The Stinson Beach Doc Fest is coming up on Nov. 4-6, with proceeds to benefit the Stinson Beach Community Center. I’ve been seeing lots of big signage around West Marin about the festival, now in its third year, and which this year features docs about Yo-Yo Ma, Iranian centrifuges, Maya Angelou, ranching in Marin—and Norman Lear, the 1970s TV legend responsible for such classics as Maude, All in the Family and Good Times. It’s impossible to overstate the impact those comedies had on the culture at large, and by extension the “culture wars” that emerged in the 1970s, tackling, as they did, hot-button issues that ranged from abortion rights to racial justice to sexual assault.
Lear is 93 and maybe more relevant than ever this year. There was a moment during the third presidential debate between Clinton and Trump the other night where Hillary highlighted the fact that the horrible person who shot up that Orlando gay nightclub earlier this year, was a Queens guy. Just like Donald, she noted—perhaps nastily.

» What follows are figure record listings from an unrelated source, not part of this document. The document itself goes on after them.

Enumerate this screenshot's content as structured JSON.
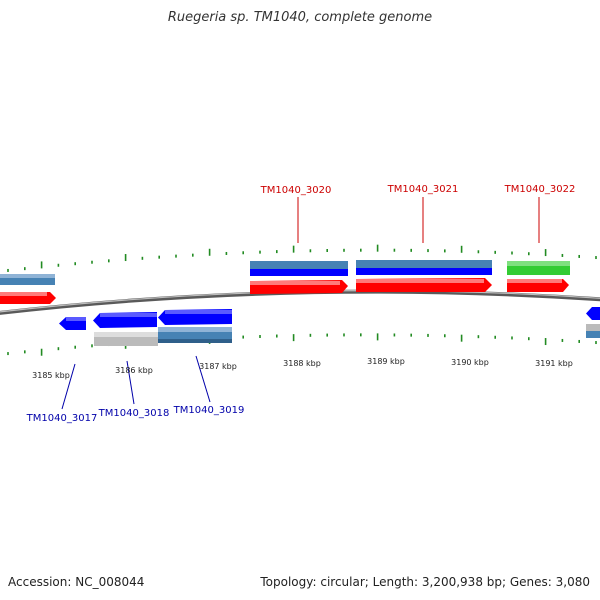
{
  "title": "Ruegeria sp. TM1040, complete genome",
  "footer": {
    "accession": "Accession: NC_008044",
    "summary": "Topology: circular; Length: 3,200,938 bp; Genes: 3,080"
  },
  "colors": {
    "forward_cds": "#ff0000",
    "reverse_cds": "#0000ff",
    "gene_forward": "#4682b4",
    "gene_reverse": "#4682b4",
    "rna": "#33cc33",
    "pseudo": "#bbbbbb",
    "backbone": "#777777",
    "ticks": "#228b22",
    "label_forward": "#cc0000",
    "label_reverse": "#0000aa"
  },
  "scale": {
    "labels": [
      "3185 kbp",
      "3186 kbp",
      "3187 kbp",
      "3188 kbp",
      "3189 kbp",
      "3190 kbp",
      "3191 kbp"
    ]
  },
  "genes_forward": [
    {
      "name": "TM1040_3020",
      "color": "forward_cds",
      "upper": "gene_forward"
    },
    {
      "name": "TM1040_3021",
      "color": "forward_cds",
      "upper": "gene_forward"
    },
    {
      "name": "TM1040_3022",
      "color": "forward_cds",
      "upper": "rna"
    }
  ],
  "genes_reverse": [
    {
      "name": "TM1040_3017"
    },
    {
      "name": "TM1040_3018"
    },
    {
      "name": "TM1040_3019"
    }
  ]
}
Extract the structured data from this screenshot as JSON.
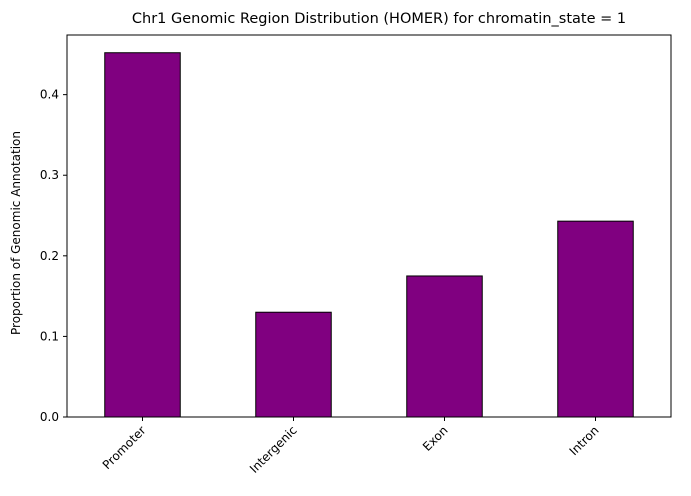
{
  "chart_data": {
    "type": "bar",
    "title": "Chr1 Genomic Region Distribution (HOMER) for chromatin_state = 1",
    "xlabel": "",
    "ylabel": "Proportion of Genomic Annotation",
    "categories": [
      "Promoter",
      "Intergenic",
      "Exon",
      "Intron"
    ],
    "values": [
      0.452,
      0.13,
      0.175,
      0.243
    ],
    "ylim": [
      0,
      0.474
    ],
    "yticks": [
      0.0,
      0.1,
      0.2,
      0.3,
      0.4
    ],
    "ytick_labels": [
      "0.0",
      "0.1",
      "0.2",
      "0.3",
      "0.4"
    ],
    "bar_color": "#800080",
    "edge_color": "#000000",
    "grid": false,
    "legend": "none",
    "xtick_rotation": 45
  }
}
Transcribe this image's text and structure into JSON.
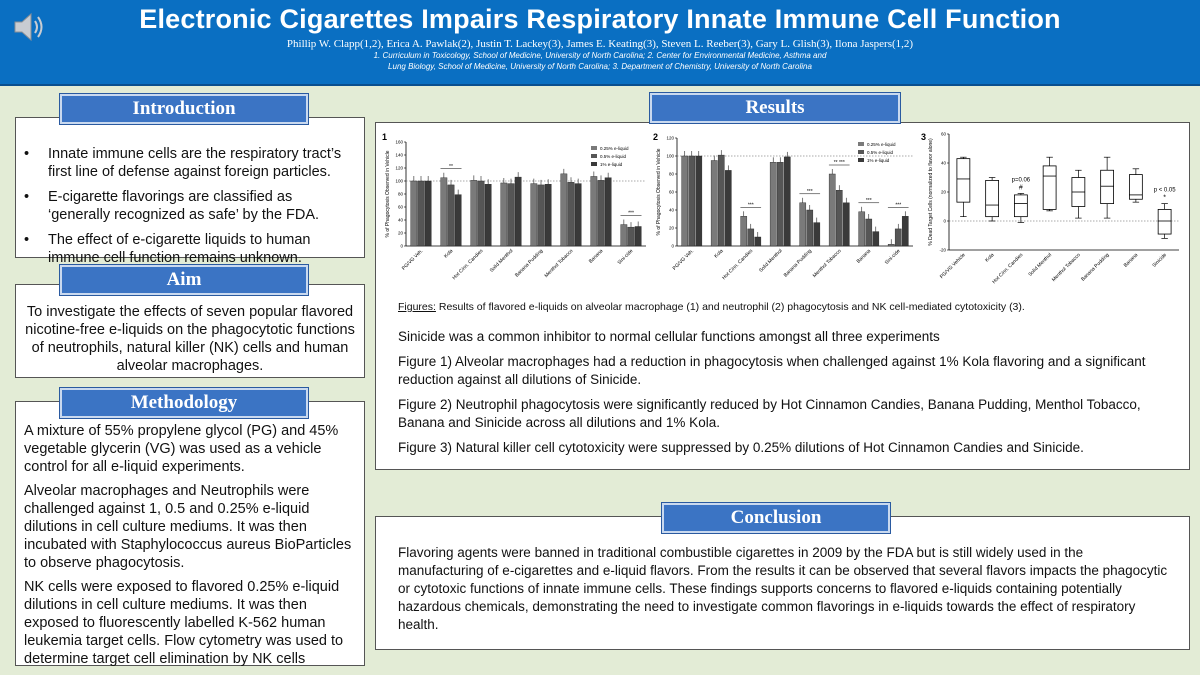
{
  "header": {
    "title": "Electronic Cigarettes Impairs Respiratory Innate Immune Cell Function",
    "authors": "Phillip W. Clapp(1,2), Erica A. Pawlak(2), Justin T. Lackey(3), James E. Keating(3), Steven L. Reeber(3), Gary L. Glish(3), Ilona Jaspers(1,2)",
    "affiliations_1": "1. Curriculum in Toxicology, School of Medicine, University of North Carolina; 2. Center for Environmental Medicine, Asthma and",
    "affiliations_2": "Lung Biology, School of Medicine, University of North Carolina; 3. Department of Chemistry, University of North Carolina"
  },
  "introduction": {
    "heading": "Introduction",
    "bullets": [
      "Innate immune cells are the respiratory tract’s first line of defense against foreign particles.",
      "E-cigarette flavorings are classified as ‘generally recognized as safe’ by the FDA.",
      "The effect of e-cigarette liquids to human immune cell function remains unknown."
    ]
  },
  "aim": {
    "heading": "Aim",
    "text": "To investigate the effects of seven popular flavored nicotine-free e-liquids on the phagocytotic functions of neutrophils, natural killer (NK) cells and human alveolar macrophages."
  },
  "methodology": {
    "heading": "Methodology",
    "paragraphs": [
      "A mixture of 55% propylene glycol (PG) and 45% vegetable glycerin (VG) was used as a vehicle control for all e-liquid experiments.",
      "Alveolar macrophages and Neutrophils were challenged against 1, 0.5 and 0.25% e-liquid dilutions in cell culture mediums. It was then incubated with Staphylococcus aureus BioParticles to observe phagocytosis.",
      "NK cells were exposed to flavored 0.25% e-liquid dilutions in cell culture mediums. It was then exposed to fluorescently labelled K-562 human leukemia target cells. Flow cytometry was used to determine target cell elimination by NK cells"
    ]
  },
  "results": {
    "heading": "Results",
    "caption_label": "Figures:",
    "caption": " Results of flavored e-liquids on alveolar macrophage (1) and neutrophil (2) phagocytosis and NK cell-mediated cytotoxicity (3).",
    "paragraphs": [
      "Sinicide was a common inhibitor to normal cellular functions amongst all three experiments",
      "Figure 1) Alveolar macrophages had a reduction in phagocytosis when challenged against 1% Kola flavoring and a significant reduction against all dilutions of Sinicide.",
      "Figure 2) Neutrophil phagocytosis were significantly reduced by Hot Cinnamon Candies, Banana Pudding, Menthol Tobacco, Banana and Sinicide across all dilutions and 1% Kola.",
      "Figure 3) Natural killer cell cytotoxicity were suppressed by 0.25% dilutions of Hot Cinnamon Candies and Sinicide."
    ]
  },
  "conclusion": {
    "heading": "Conclusion",
    "text": "Flavoring agents were banned in traditional combustible cigarettes in 2009 by the FDA but is still widely used in the manufacturing of e-cigarettes and e-liquid flavors. From the results it can be observed that several flavors impacts the phagocytic or cytotoxic functions of innate immune cells. These findings supports concerns to flavored e-liquids containing potentially hazardous chemicals, demonstrating the need to investigate common flavorings in e-liquids towards the effect of respiratory health."
  },
  "icons": {
    "speaker": "speaker-icon"
  },
  "colors": {
    "header": "#0a6fc2",
    "section_heading": "#3b74c4",
    "background": "#e3ecd6"
  },
  "chart_data": [
    {
      "type": "bar",
      "panel": "1",
      "ylabel": "% of Phagocytosis Observed in Vehicle",
      "ylim": [
        0,
        160
      ],
      "yticks": [
        0,
        20,
        40,
        60,
        80,
        100,
        120,
        140,
        160
      ],
      "reference_line": 100,
      "legend": "top-right",
      "categories": [
        "PG/VG Veh.",
        "Kola",
        "Hot Cinn. Candies",
        "Solid Menthol",
        "Banana Pudding",
        "Menthol Tobacco",
        "Banana",
        "Sini-cide"
      ],
      "series": [
        {
          "name": "0.25% e-liquid",
          "values": [
            100,
            105,
            101,
            97,
            96,
            111,
            107,
            33
          ]
        },
        {
          "name": "0.5% e-liquid",
          "values": [
            100,
            94,
            100,
            96,
            94,
            98,
            101,
            29
          ]
        },
        {
          "name": "1% e-liquid",
          "values": [
            100,
            79,
            95,
            106,
            95,
            96,
            105,
            30
          ]
        }
      ],
      "annotations": [
        {
          "category": "Kola",
          "text": "**"
        },
        {
          "category": "Sini-cide",
          "text": "***"
        }
      ]
    },
    {
      "type": "bar",
      "panel": "2",
      "ylabel": "% of Phagocytosis Observed in Vehicle",
      "ylim": [
        0,
        120
      ],
      "yticks": [
        0,
        20,
        40,
        60,
        80,
        100,
        120
      ],
      "reference_line": 100,
      "legend": "right",
      "categories": [
        "PG/VG Veh.",
        "Kola",
        "Hot Cinn. Candies",
        "Solid Menthol",
        "Banana Pudding",
        "Menthol Tobacco",
        "Banana",
        "Sini-cide"
      ],
      "series": [
        {
          "name": "0.25% e-liquid",
          "values": [
            100,
            95,
            33,
            93,
            48,
            80,
            38,
            2
          ]
        },
        {
          "name": "0.5% e-liquid",
          "values": [
            100,
            101,
            19,
            93,
            40,
            62,
            30,
            19
          ]
        },
        {
          "name": "1% e-liquid",
          "values": [
            100,
            84,
            10,
            99,
            26,
            48,
            16,
            33
          ]
        }
      ],
      "annotations": [
        {
          "category": "Hot Cinn. Candies",
          "text": "***"
        },
        {
          "category": "Banana Pudding",
          "text": "***"
        },
        {
          "category": "Menthol Tobacco",
          "text": "** ***"
        },
        {
          "category": "Banana",
          "text": "***"
        },
        {
          "category": "Sini-cide",
          "text": "***"
        }
      ]
    },
    {
      "type": "box",
      "panel": "3",
      "ylabel": "% Dead Target Cells (normalized to flavor alone)",
      "ylim": [
        -20,
        60
      ],
      "yticks": [
        -20,
        0,
        20,
        40,
        60
      ],
      "reference_line": 0,
      "categories": [
        "PG/VG Vehicle",
        "Kola",
        "Hot Cinn. Candies",
        "Solid Menthol",
        "Menthol Tobacco",
        "Banana Pudding",
        "Banana",
        "Sinicide"
      ],
      "boxes": [
        [
          3,
          13,
          29,
          43,
          44
        ],
        [
          0,
          3,
          11,
          28,
          30
        ],
        [
          -1,
          3,
          12,
          18,
          19
        ],
        [
          7,
          8,
          31,
          38,
          44
        ],
        [
          2,
          10,
          20,
          30,
          35
        ],
        [
          2,
          12,
          24,
          35,
          44
        ],
        [
          13,
          15,
          18,
          32,
          36
        ],
        [
          -12,
          -9,
          0,
          8,
          12
        ]
      ],
      "annotations": [
        {
          "category": "Hot Cinn. Candies",
          "text": "p=0.06",
          "mark": "#"
        },
        {
          "category": "Sinicide",
          "text": "p < 0.05",
          "mark": "*"
        }
      ]
    }
  ]
}
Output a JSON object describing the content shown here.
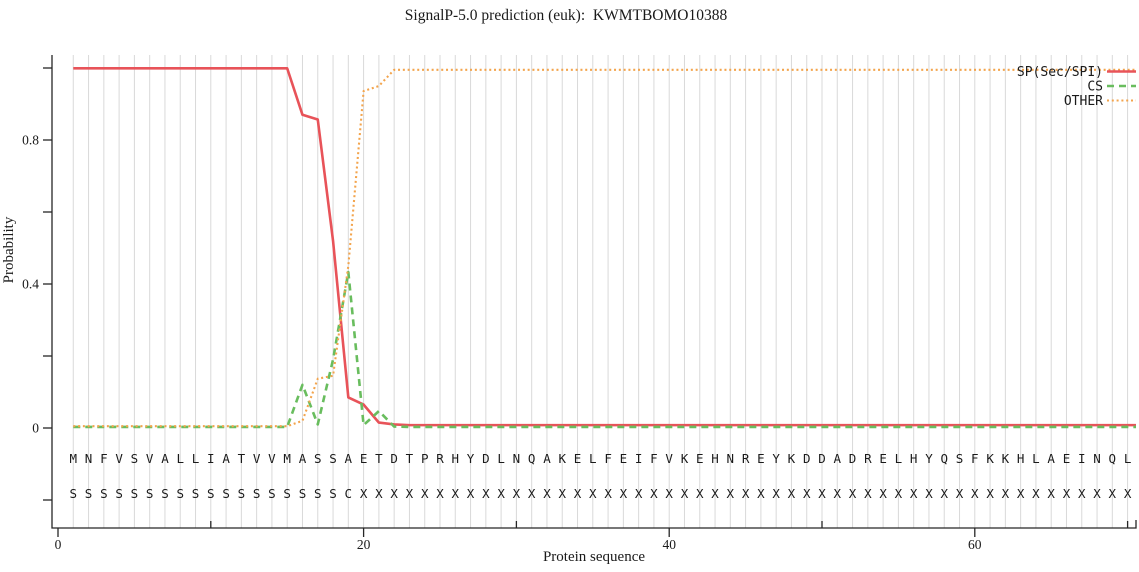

And just like All in the Family‘s Archie Bunker, who has practically morphed into an archetype for the particularly American strain of ignoramus posturing that is animating a lot of the Trumpian fury these days. “Archie Bunker for President” made the rounds back in the day as a bumper sticker and sew-on patches and stickers. My old man had the patch and loved Archie as much as he loved “pro”-wrestling icon Andre the Giant, speaking of battles that are rigged to exploit their maximal entertainment value.
If you don’t understand or don’t care to understand the “typical” Trump supporter—who may be kind of obnoxiously obtuse, but who isn’t an actual manifestation of pure evil—that person may be embodied in the figure of Archie Bunker. That person is not completely irredeemable, especially in the face of his own humanizing encounters with The Other–in this case, the black neighbor George Jefferson. It was funny when Archie talked conspiratorially about “The Blaaaacks” because he was presented by Lear as a sympathetic bigot instead of an irredeemable racist. It’s not funny when Trump does the same because he is an unsympathetic bigot who has presented himself as the candidate of choice for irredeemable racists. Plus he’s a real person, I get that.
The press materials accompanying Norman Lear: Just Another Version of You do a better job than I can of boiling down the essence of Norman Lear’s genius: His iconic shows “cracked open dialogue and shifted the national consciousness, injecting enlightened humanism into sociopolitical debates on race, class, creed, and feminism.”
All in the Family first aired in 1971, in the midst of one of most convulsively violent periods in American political history, and remains a potent reminder of the power of comedy to bridge violently divergent viewpoints with some much-needed laffs. It harkened back to “simpler” times—didn’t need no welfare state/everybody pulled his weight—while goosing the simple-minded for buying into the nostalgia ride in the first place. Archie may have been the original, ur-deplorable, but every once in a while he scored a moral victory over the liberal excesses of freeloading Meatheadism, as embodied in the character of Mike Stivic, played by Rob Reiner. And Lear was brutally non-partisan in his portrayal of Archie’s educated Marxian son-in-law as something less than a proto-feminist icon. Meathead was no Alan Alda. Indeed, he may have been the original mansplainer.
Which of course brings us to the annual Al Smith Dinner, held last night in New York during the last desperate weeks of one of the most convulsively violent election seasons in recent American history. Trump’s nasty turn at the dinner-roast last night served only to underscore how this has been one heck of an abjectly off-key presidential season in dire need of a spasm of hilarious release. Trump’s obvious inability to have a few sincere laughs at his own expense betrayed the whole point of the dinner, which is to let comedy do its healing, leveling magic. He totally blew it.
So if you think Trump TV might be airing re-runs of All in the Family, think again. Triumph of the Swill is a more likely ratings grab these days.